La presa di posizione del ministro della Pubblica amministrazione, avvocato Giulia Bongiorno (contraria all’emendamento grillino che vorrebbe bloccare la prescrizione dopo la sentenza di primo grado) ha innescato un problema che sta dividendo le forze di governo e che ha lasciato molto perplessa l’opinione pubblica. Vediamo, alla buona, di fare un minimo di chiarezza.
La prescrizione è – copio da Wikipedia – “l’estinzione di un diritto nel caso che il titolare non lo eserciti per il termine determinato dalla legge”.

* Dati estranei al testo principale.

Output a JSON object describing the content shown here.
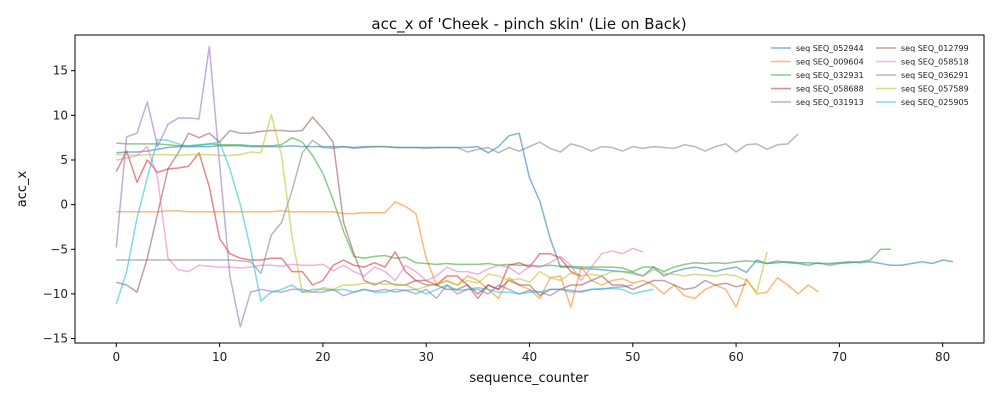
{
  "chart_data": {
    "type": "line",
    "title": "acc_x of 'Cheek - pinch skin' (Lie on Back)",
    "xlabel": "sequence_counter",
    "ylabel": "acc_x",
    "xlim": [
      -4,
      84
    ],
    "ylim": [
      -15.5,
      19
    ],
    "xticks": [
      0,
      10,
      20,
      30,
      40,
      50,
      60,
      70,
      80
    ],
    "yticks": [
      -15,
      -10,
      -5,
      0,
      5,
      10,
      15
    ],
    "grid": false,
    "legend": "top-right",
    "series": [
      {
        "name": "seq SEQ_052944",
        "color": "#1f77b4",
        "x0": 0,
        "values": [
          5.8,
          5.9,
          5.9,
          6.0,
          6.2,
          6.4,
          6.5,
          6.5,
          6.5,
          6.5,
          6.6,
          6.6,
          6.6,
          6.5,
          6.5,
          6.5,
          6.5,
          6.6,
          6.5,
          6.5,
          6.5,
          6.5,
          6.5,
          6.4,
          6.5,
          6.5,
          6.5,
          6.4,
          6.4,
          6.4,
          6.4,
          6.4,
          6.4,
          6.4,
          6.4,
          6.5,
          5.8,
          6.5,
          7.7,
          8.0,
          3.0,
          0.4,
          -3.8,
          -7.0,
          -7.0,
          -7.2,
          -7.2,
          -7.3,
          -7.4,
          -7.5,
          -7.6,
          -8.0,
          -7.0,
          -8.0,
          -7.5,
          -7.2,
          -7.0,
          -7.2,
          -7.5,
          -7.2,
          -7.0,
          -7.6,
          -6.2,
          -6.6,
          -6.5,
          -6.4,
          -6.5,
          -6.5,
          -6.6,
          -6.6,
          -6.5,
          -6.4,
          -6.5,
          -6.4,
          -6.6,
          -6.8,
          -6.8,
          -6.6,
          -6.4,
          -6.6,
          -6.2,
          -6.4
        ]
      },
      {
        "name": "seq SEQ_009604",
        "color": "#ff7f0e",
        "x0": 0,
        "values": [
          -0.8,
          -0.8,
          -0.8,
          -0.8,
          -0.8,
          -0.7,
          -0.7,
          -0.8,
          -0.8,
          -0.8,
          -0.8,
          -0.8,
          -0.8,
          -0.8,
          -0.8,
          -0.8,
          -0.7,
          -0.8,
          -0.8,
          -0.8,
          -0.8,
          -0.8,
          -1.0,
          -1.0,
          -0.9,
          -0.9,
          -0.9,
          0.3,
          -0.2,
          -1.0,
          -6.0,
          -9.0,
          -8.5,
          -9.0,
          -8.0,
          -8.5,
          -9.5,
          -10.5,
          -8.2,
          -9.0,
          -9.5,
          -10.5,
          -8.2,
          -8.0,
          -11.5,
          -7.0,
          -8.5,
          -9.0,
          -8.5,
          -8.3,
          -8.8,
          -8.5,
          -9.0,
          -10.0,
          -9.0,
          -10.2,
          -10.5,
          -9.5,
          -9.0,
          -9.5,
          -11.5,
          -8.3,
          -10.0,
          -9.8,
          -8.2,
          -9.0,
          -10.0,
          -9.0,
          -9.8
        ]
      },
      {
        "name": "seq SEQ_032931",
        "color": "#2ca02c",
        "x0": 0,
        "values": [
          6.9,
          6.8,
          6.8,
          6.8,
          6.8,
          6.7,
          6.6,
          6.6,
          6.7,
          6.8,
          6.7,
          6.7,
          6.7,
          6.6,
          6.6,
          6.6,
          6.7,
          7.5,
          7.0,
          5.5,
          3.5,
          0.5,
          -3.0,
          -5.8,
          -6.0,
          -5.8,
          -5.7,
          -6.0,
          -5.9,
          -6.5,
          -6.6,
          -6.7,
          -6.6,
          -6.7,
          -6.7,
          -6.7,
          -6.6,
          -6.8,
          -6.7,
          -6.8,
          -6.8,
          -6.9,
          -6.8,
          -6.9,
          -6.9,
          -7.0,
          -7.0,
          -7.0,
          -7.0,
          -7.1,
          -7.5,
          -7.0,
          -7.0,
          -7.5,
          -7.0,
          -6.7,
          -6.5,
          -6.6,
          -6.5,
          -6.6,
          -6.4,
          -6.3,
          -6.4,
          -6.6,
          -6.3,
          -6.5,
          -6.6,
          -6.8,
          -6.5,
          -6.8,
          -6.6,
          -6.5,
          -6.4,
          -6.2,
          -5.0,
          -5.0
        ]
      },
      {
        "name": "seq SEQ_058688",
        "color": "#d62728",
        "x0": 0,
        "values": [
          3.7,
          6.0,
          2.5,
          5.0,
          3.6,
          4.0,
          4.1,
          4.3,
          5.8,
          2.0,
          -3.8,
          -5.5,
          -6.0,
          -6.2,
          -6.2,
          -6.0,
          -6.0,
          -7.5,
          -7.5,
          -9.0,
          -8.5,
          -6.8,
          -6.2,
          -6.8,
          -7.0,
          -6.5,
          -7.0,
          -5.3,
          -7.5,
          -8.5,
          -8.5,
          -9.0,
          -8.0,
          -8.0,
          -9.0,
          -10.0,
          -9.0,
          -9.5,
          -6.8,
          -6.5,
          -7.0,
          -5.5,
          -5.5,
          -6.0,
          -7.5,
          -8.0
        ]
      },
      {
        "name": "seq SEQ_031913",
        "color": "#9467bd",
        "x0": 0,
        "values": [
          -4.8,
          7.6,
          8.0,
          11.5,
          6.5,
          9.0,
          9.7,
          9.7,
          9.6,
          17.7,
          4.5,
          -8.0,
          -13.7,
          -9.8,
          -9.5,
          -9.7,
          -9.8,
          -9.5,
          -9.5,
          -9.8,
          -9.8,
          -9.5,
          -10.2,
          -9.8,
          -9.5,
          -9.7,
          -9.5,
          -9.8,
          -9.6,
          -10.0,
          -9.5,
          -10.5,
          -9.0,
          -10.0,
          -9.5,
          -9.5,
          -10.0,
          -9.0,
          -9.5,
          -10.0,
          -9.6,
          -9.8,
          -10.2,
          -9.5,
          -9.6,
          -9.8,
          -9.5,
          -9.5,
          -9.3,
          -9.2,
          -9.0
        ]
      },
      {
        "name": "seq SEQ_012799",
        "color": "#8c564b",
        "x0": 0,
        "values": [
          -8.7,
          -9.0,
          -9.8,
          -6.0,
          -1.0,
          4.0,
          5.8,
          8.0,
          7.5,
          8.0,
          7.0,
          8.3,
          8.0,
          8.0,
          8.2,
          8.3,
          8.3,
          8.2,
          8.3,
          9.8,
          8.5,
          7.0,
          -2.0,
          -5.5,
          -8.5,
          -9.0,
          -8.5,
          -9.0,
          -9.0,
          -8.5,
          -9.0,
          -9.0,
          -9.5,
          -9.5,
          -9.0,
          -10.5,
          -9.0,
          -9.5,
          -8.5,
          -9.0,
          -9.0,
          -10.2,
          -9.5,
          -9.5,
          -9.0,
          -9.0,
          -8.5,
          -8.0,
          -9.0,
          -9.0,
          -9.5,
          -9.0,
          -8.5,
          -8.5,
          -9.0,
          -9.5,
          -9.3,
          -8.5,
          -9.0,
          -8.8,
          -9.2,
          -8.9
        ]
      },
      {
        "name": "seq SEQ_058518",
        "color": "#e377c2",
        "x0": 0,
        "values": [
          5.0,
          5.2,
          5.5,
          6.5,
          3.0,
          -6.0,
          -7.3,
          -7.5,
          -6.8,
          -6.9,
          -7.0,
          -7.0,
          -7.1,
          -7.0,
          -6.8,
          -6.8,
          -6.9,
          -6.7,
          -6.8,
          -6.8,
          -6.7,
          -7.4,
          -6.8,
          -7.5,
          -8.0,
          -7.0,
          -7.5,
          -8.5,
          -6.8,
          -7.5,
          -8.5,
          -8.0,
          -7.0,
          -7.5,
          -7.5,
          -7.8,
          -7.2,
          -6.8,
          -7.0,
          -7.8,
          -6.9,
          -7.0,
          -6.5,
          -5.8,
          -6.8,
          -8.5,
          -7.0,
          -5.5,
          -5.2,
          -5.5,
          -4.9,
          -5.3
        ]
      },
      {
        "name": "seq SEQ_036291",
        "color": "#7f7f7f",
        "x0": 0,
        "values": [
          -6.2,
          -6.2,
          -6.2,
          -6.2,
          -6.2,
          -6.2,
          -6.2,
          -6.2,
          -6.2,
          -6.2,
          -6.2,
          -6.2,
          -6.3,
          -6.4,
          -7.7,
          -3.4,
          -2.0,
          1.5,
          5.8,
          7.2,
          6.4,
          6.3,
          6.5,
          6.3,
          6.4,
          6.5,
          6.5,
          6.4,
          6.4,
          6.4,
          6.3,
          6.4,
          6.4,
          6.4,
          5.9,
          6.2,
          6.4,
          5.8,
          6.4,
          6.0,
          6.5,
          7.0,
          6.3,
          5.9,
          6.8,
          6.5,
          6.0,
          6.5,
          6.4,
          6.0,
          6.5,
          6.3,
          6.5,
          6.4,
          6.3,
          6.7,
          6.5,
          6.0,
          6.5,
          6.8,
          5.9,
          6.7,
          6.8,
          6.2,
          6.7,
          6.8,
          7.9
        ]
      },
      {
        "name": "seq SEQ_057589",
        "color": "#bcbd22",
        "x0": 0,
        "values": [
          5.6,
          5.6,
          5.5,
          5.6,
          5.6,
          5.6,
          5.5,
          5.6,
          5.6,
          5.6,
          5.5,
          5.5,
          5.6,
          5.9,
          5.8,
          10.1,
          5.5,
          -3.5,
          -9.8,
          -9.8,
          -9.3,
          -9.5,
          -9.0,
          -9.0,
          -8.8,
          -8.8,
          -8.9,
          -8.9,
          -9.0,
          -9.5,
          -9.2,
          -8.8,
          -8.6,
          -9.0,
          -8.5,
          -8.8,
          -7.8,
          -8.0,
          -8.5,
          -8.3,
          -8.7,
          -7.5,
          -8.2,
          -8.5,
          -7.7,
          -8.0,
          -7.8,
          -8.0,
          -7.5,
          -7.5,
          -7.8,
          -8.0,
          -7.3,
          -7.7,
          -7.8,
          -8.0,
          -7.8,
          -7.9,
          -8.0,
          -7.8,
          -8.0,
          -8.5,
          -9.8,
          -5.3
        ]
      },
      {
        "name": "seq SEQ_025905",
        "color": "#17becf",
        "x0": 0,
        "values": [
          -11.1,
          -7.5,
          -1.5,
          3.0,
          7.3,
          7.2,
          6.8,
          6.5,
          6.6,
          6.8,
          7.0,
          4.0,
          0.0,
          -5.0,
          -10.8,
          -9.8,
          -9.5,
          -9.0,
          -9.8,
          -9.5,
          -9.5,
          -9.6,
          -9.5,
          -9.8,
          -9.5,
          -9.8,
          -9.8,
          -9.5,
          -9.6,
          -9.5,
          -10.0,
          -9.5,
          -9.0,
          -9.6,
          -9.5,
          -9.3,
          -9.5,
          -9.8,
          -9.8,
          -10.0,
          -9.8,
          -9.8,
          -9.5,
          -9.5,
          -9.8,
          -9.7,
          -9.5,
          -9.4,
          -9.4,
          -9.5,
          -10.0,
          -9.7,
          -9.5
        ]
      }
    ]
  }
}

In altre parole, è un limite temporale entro il quale, in ogni fase del processo, gli atti istruttori e le sentenze vanno conclusi, pena il decadimento tombale. Una norma sacrosanta perché, dopo troppo tempo, il concetto di giustizia ha un significato completamente diverso.
C’è chi ne abusa? Chi approfitta dei “tempi lunghi” della magistratura per stiracchiare il compimento di taluni atti e strappare alla fine un proscioglimento per la prescrizione e cioè per la “decadenza dei termini” entro i quali una istruttoria va chiusa o una sentenza – nei vari gradi del procedimento – va emessa? Sicuramente sì.
Sarebbe giusto allora modificare queste norme che spesso consentono a chi ha violato i codici di farla franca? Per il ministro della Giustizia Alfonso Bonafede,“la bomba atomica che rischia di esplodere è la rabbia dei cittadini di fronte all’impunità”.
È su questo contrasto all’interno del Consiglio dei ministri, che si è aperta una polemica in cui ciascuno ha cominciato a inserire un punto di vista eccessivamente condito dai propri personalismi, politici e professionali. Si è sostanzialmente smarrito il nocciolo della questione, che è semplicemente questo: l’efficienza della nostra giustizia.
Basta andarsi a spolverare cosa hanno detto negli ultimi cinquant’anni i procuratori generali della Cassazione in occasione dell’inaugurazione dell’anno giudiziario.
Dovendo certificare lo stato della giustizia italiana, tastandone il polso attraverso i numeri e i risultati, non hanno mai parlato di “malattia” bensì di coma indotto. Di una paziente che sopravvive grazie alla somministrazione di farmaci/provvedimenti ipnotici. Per tornare vigile avrebbe bisogno di una cura complessiva molto diversa e sicuramente più costosa rispetto a quei contributi totali che lo Stato – per una scelta anche dolosamente politica – continua a lesinare. Mancano magistrati, mancano cancellieri, mancano strutture. Mancano i “mezzi” per fare giustizia. Pensare di intervenire su questo paziente semi-moribondo con una aspirina, non solo è inutile e deviante; ma potrebbe addirittura, immobile tutto il resto, far male.
Se si vuole mettere mano a una seria riforma della giustizia, il problema va affrontato nella sua interezza, calandosi nella attuale situazione socio-politica, che sta cambiando rapidamente e in cui il popolo va perdendo fiducia in istituzioni sempre più lontane dalle esigenze quotidiane. Ferma restando l’obbligatorietà dell’azione penale, fermo restando il mostruoso arretrato delle cause civili e penali, fermo restando il vuoto negli organici, l’arretratezza delle strutture e – perché no? – della mentalità di tutti gli operatori, questa nostra giustizia non può che restare com’è: rantolante e in punto di morte.